Cecília Soares conta que é comum perguntarem se - e como – as ganhadeiras participaram de revoltas contra a escravização. No romance de Ana Maria Gonçalves, por exemplo, Kehinde se envolve na Revolta dos Malês de 1835. Dada a circulação das vendedoras pela cidade, é possível que tenham participado de lutas contra a escravidão ou de outras redes de articulação de resistência negra e solidariedade.

“Após 1835, com a Revolta dos Malês, o governador da província da Bahia passou a estabelecer regras para a circulação das pessoas pretas, principalmente escravos. Circular após as 18h tornou-se impossível sem salvo-conduto. Mas há muitas representações fotográficas e gravuras de encontros de negros e negras em locais de comércio, conversando. E nesse diálogo se passavam informações, dificuldades, desafios”, explica a professora Cecília.

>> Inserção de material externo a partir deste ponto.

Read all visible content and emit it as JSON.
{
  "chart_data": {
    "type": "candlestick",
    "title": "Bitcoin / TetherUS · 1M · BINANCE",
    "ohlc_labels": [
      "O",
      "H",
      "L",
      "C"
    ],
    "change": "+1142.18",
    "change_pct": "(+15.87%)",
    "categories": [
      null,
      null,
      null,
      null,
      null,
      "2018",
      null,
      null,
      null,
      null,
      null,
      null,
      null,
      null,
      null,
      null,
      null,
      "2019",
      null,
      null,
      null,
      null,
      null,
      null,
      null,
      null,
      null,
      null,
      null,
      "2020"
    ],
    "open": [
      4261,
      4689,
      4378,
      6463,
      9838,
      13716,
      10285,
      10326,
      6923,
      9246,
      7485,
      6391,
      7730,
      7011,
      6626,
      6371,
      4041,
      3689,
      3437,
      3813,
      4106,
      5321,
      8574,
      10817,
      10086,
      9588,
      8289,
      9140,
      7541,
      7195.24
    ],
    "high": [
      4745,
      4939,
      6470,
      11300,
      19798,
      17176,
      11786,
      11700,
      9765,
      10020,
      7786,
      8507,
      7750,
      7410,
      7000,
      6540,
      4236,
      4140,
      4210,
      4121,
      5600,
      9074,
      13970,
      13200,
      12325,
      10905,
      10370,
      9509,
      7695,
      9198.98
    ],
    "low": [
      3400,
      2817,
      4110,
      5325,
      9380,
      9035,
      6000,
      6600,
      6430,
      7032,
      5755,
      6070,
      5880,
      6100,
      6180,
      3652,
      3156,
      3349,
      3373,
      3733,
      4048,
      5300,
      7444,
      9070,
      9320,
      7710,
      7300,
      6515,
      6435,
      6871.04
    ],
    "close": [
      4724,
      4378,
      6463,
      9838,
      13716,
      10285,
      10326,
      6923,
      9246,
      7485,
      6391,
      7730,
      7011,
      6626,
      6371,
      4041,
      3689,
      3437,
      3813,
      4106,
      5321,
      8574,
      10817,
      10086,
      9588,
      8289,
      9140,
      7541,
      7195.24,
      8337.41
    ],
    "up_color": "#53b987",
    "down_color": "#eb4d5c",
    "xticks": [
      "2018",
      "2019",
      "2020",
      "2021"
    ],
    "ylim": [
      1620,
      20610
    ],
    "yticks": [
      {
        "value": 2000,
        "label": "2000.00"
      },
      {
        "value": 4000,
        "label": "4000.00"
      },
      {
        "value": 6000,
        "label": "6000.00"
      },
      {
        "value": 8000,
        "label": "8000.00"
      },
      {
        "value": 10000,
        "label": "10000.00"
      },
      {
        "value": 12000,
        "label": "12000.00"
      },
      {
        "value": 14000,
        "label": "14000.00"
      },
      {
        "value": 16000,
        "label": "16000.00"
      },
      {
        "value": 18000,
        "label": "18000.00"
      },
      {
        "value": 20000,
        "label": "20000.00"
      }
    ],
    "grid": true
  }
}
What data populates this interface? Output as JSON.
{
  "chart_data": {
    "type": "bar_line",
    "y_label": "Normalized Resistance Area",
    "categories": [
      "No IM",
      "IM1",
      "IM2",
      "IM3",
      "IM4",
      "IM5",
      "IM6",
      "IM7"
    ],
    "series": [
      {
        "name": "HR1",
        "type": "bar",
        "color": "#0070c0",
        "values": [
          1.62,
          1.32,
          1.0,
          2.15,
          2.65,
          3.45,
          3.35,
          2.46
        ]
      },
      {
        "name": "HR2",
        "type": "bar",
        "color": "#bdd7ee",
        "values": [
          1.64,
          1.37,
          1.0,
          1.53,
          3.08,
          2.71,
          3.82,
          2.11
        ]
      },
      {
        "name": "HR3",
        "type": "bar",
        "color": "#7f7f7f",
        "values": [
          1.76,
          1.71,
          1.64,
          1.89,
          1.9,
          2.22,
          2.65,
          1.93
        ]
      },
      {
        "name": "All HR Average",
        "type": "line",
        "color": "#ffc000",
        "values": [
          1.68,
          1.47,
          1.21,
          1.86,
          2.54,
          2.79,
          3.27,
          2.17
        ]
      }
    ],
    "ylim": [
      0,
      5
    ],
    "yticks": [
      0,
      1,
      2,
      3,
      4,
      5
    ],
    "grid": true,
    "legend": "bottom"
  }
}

Professora Cecilia Soares estuda as dinâmicas sociais e econômicas das vendedoras de rua Foto Acervo Pessoal
Professora Cecilia Soares estuda as dinâmicas sociais e econômicas das vendedoras de rua Foto Acervo Pessoal

Atualmente, a rede formada pelas vendedoras de rua e sua clientela não capta mais rumores de revoltas e rebeliões, como no século XIX, mas a presença delas nas ruas oferece o conforto do alimento ainda preparado em moldes tradicionais e a segurança proporcionada por um espaço urbano ocupado por pedestres. "A clientela sente falta delas quando faltam ao ponto. Com chuva, com sol, de manhã cedo e desafiando as questões de segurança, elas estão ali estabelecendo redes de solidariedade. Muitas vezes, são a única referência em uma parada de ônibus e os clientes se sentem seguros", diz Cecília Soares.

Ainda segundo a pesquisadora, toda a composição da vendagem das mulheres, desde a cor das roupas, preferencialmente tecido branco muito alvejado, até os adornos e o esmero dos recipientes, são aspectos que chamam a atenção da clientela e permite a confiança naquele alimento “que acalenta, nutre e dá a sustância necessária para enfrentar o dia", salienta a pesquisadora, apontando que o conceito de afroempreendedorismo pode até ser relativamente novo, mas a prática está presente em documentos sobre as mulheres negras e suas práticas de comércio desde o século XIX.

"Quando dizemos trabalho informal, não conseguimos dar conta de todas as suas nuances e singularidades que a informalidade traz, mas há autonomia, necessidade de produzir e de vender: alguém precisa consumir, você precisa ter uma renda e você precisa fazer também com que este dinheiro circule. Este é um tipo de economia que movimenta grupos específicos e é isto que o afroempreendedorismo faz. Isso nós aprendemos com nossos ancestrais, então redefinimos e reelaboramos”, afirma.